Saltonstall declines to name the particular illness in question, but the identity is hardly important. Such financial issues have long been a difficulty when it comes to spurring interest in research for virtually all rare diseases. Sadly, drug development is a profit-driven business – a fact that has long proven detrimental to “small potatoes” illnesses that affect less than 200,000 people annually. However, it should be noted that combined, more than 7,000 rare diseases affect 20 to 30 million people in the United States each year.
In an effort to improve interest in such research, the United States passed the Orphan Drug Act (ODA) in 1983. The ODA serves to increase incentives for pharmaceutical companies to pursue research within the rare disease sector. Such incentives include federally funded grants, tax credits on costs associated with clinical trials and a 7-year exclusive marketability of any drugs that eventually come to market.
In a lot of ways, the ODA has been very successful. Since 1983, the FDA has approved 357 rare-disease drugs. Additionally, 2,100 products entered the testing pipeline. In comparison, only 10 drugs for rare disease achieved FDA-approval prior to the Act.
However, many experts on the subject claim additional measures need to be taken. The Food and Drug Administration’s Office of Orphan Products Designation is responsible for reviewing studies that may or may not be eligible for orphan status. According to Tom Cote, who heads the department, “[Pharmaceutical companies] frequently come out with press releases saying how important orphan products are to them…[but] they infrequently pass anything substantive over my desk.”

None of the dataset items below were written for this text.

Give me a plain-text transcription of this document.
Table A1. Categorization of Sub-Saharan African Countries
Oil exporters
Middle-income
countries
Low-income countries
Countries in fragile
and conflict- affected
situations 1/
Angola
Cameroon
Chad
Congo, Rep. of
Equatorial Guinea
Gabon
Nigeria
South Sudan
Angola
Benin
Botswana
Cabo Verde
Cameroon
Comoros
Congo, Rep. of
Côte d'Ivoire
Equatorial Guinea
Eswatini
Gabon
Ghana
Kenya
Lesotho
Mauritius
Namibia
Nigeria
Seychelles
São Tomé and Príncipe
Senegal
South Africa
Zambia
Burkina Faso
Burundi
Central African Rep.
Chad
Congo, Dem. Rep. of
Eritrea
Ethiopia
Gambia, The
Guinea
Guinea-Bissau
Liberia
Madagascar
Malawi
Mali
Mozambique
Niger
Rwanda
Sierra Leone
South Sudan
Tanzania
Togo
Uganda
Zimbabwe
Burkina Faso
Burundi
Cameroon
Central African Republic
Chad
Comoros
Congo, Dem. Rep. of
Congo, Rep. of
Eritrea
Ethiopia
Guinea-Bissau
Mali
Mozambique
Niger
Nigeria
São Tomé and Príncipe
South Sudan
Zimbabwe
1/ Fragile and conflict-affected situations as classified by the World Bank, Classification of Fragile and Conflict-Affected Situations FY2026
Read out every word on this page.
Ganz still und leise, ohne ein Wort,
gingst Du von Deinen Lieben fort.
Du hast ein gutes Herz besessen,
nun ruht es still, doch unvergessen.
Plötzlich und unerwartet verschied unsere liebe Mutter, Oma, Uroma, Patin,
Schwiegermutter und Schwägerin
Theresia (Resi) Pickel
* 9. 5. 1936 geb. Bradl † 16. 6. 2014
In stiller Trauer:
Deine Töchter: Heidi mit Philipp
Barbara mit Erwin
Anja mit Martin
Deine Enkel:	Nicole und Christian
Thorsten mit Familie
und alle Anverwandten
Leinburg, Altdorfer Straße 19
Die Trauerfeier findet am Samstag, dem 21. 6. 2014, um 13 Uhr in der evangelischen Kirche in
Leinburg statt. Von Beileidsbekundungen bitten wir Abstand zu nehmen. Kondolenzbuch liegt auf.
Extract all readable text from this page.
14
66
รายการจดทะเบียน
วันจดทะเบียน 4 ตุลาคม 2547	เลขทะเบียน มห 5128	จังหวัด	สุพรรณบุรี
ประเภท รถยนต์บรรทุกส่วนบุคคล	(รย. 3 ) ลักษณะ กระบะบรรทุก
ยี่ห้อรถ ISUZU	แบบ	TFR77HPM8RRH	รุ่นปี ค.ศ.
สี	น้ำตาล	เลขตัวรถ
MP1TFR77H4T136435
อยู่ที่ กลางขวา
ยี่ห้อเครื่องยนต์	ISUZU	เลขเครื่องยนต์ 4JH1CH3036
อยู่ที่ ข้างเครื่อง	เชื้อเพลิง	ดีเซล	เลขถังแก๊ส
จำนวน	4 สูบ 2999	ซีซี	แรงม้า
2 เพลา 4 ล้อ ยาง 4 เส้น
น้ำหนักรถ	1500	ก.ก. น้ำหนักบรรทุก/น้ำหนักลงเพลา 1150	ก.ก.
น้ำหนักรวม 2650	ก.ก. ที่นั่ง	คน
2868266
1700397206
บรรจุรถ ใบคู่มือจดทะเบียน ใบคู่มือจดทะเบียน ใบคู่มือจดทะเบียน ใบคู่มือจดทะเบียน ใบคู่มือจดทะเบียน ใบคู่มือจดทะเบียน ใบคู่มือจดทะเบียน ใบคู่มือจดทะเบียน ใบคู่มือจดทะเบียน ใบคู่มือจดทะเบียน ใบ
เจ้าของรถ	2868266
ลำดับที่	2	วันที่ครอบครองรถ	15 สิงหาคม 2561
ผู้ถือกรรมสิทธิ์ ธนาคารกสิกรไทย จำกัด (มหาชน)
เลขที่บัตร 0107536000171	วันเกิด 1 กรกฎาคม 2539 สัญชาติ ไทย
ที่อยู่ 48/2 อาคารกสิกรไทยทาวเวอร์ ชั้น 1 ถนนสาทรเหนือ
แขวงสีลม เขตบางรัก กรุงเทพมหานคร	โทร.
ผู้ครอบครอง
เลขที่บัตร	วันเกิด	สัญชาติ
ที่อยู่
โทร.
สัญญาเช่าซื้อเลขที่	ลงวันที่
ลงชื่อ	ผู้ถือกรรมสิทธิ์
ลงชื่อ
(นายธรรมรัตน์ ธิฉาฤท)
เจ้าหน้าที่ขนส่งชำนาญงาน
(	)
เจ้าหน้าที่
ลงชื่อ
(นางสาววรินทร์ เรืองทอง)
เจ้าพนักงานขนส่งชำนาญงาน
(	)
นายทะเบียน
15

In an effort to further bolster interest in rare diseases, a 2010 appropriations bill is calling for a review process for orphan drugs. The review may result in additional measures that can decrease the cost of cancer research for rare illnesses. For example, initiating statistical models that require fewer patient participants may drop research costs significantly. Of course, the concern is that shallower pools of data may reduce the efficacy of results. Still, Cote is willing to be flexible when it comes to spurring initial research.
As a complement to the proposed revisions, the FDA is already attempting to spur interest by holding on-site workshops that help provide guidance for maximizing current ODA incentives. Hopefully, these and other measures will result in a renewed interest in research for rare diseases.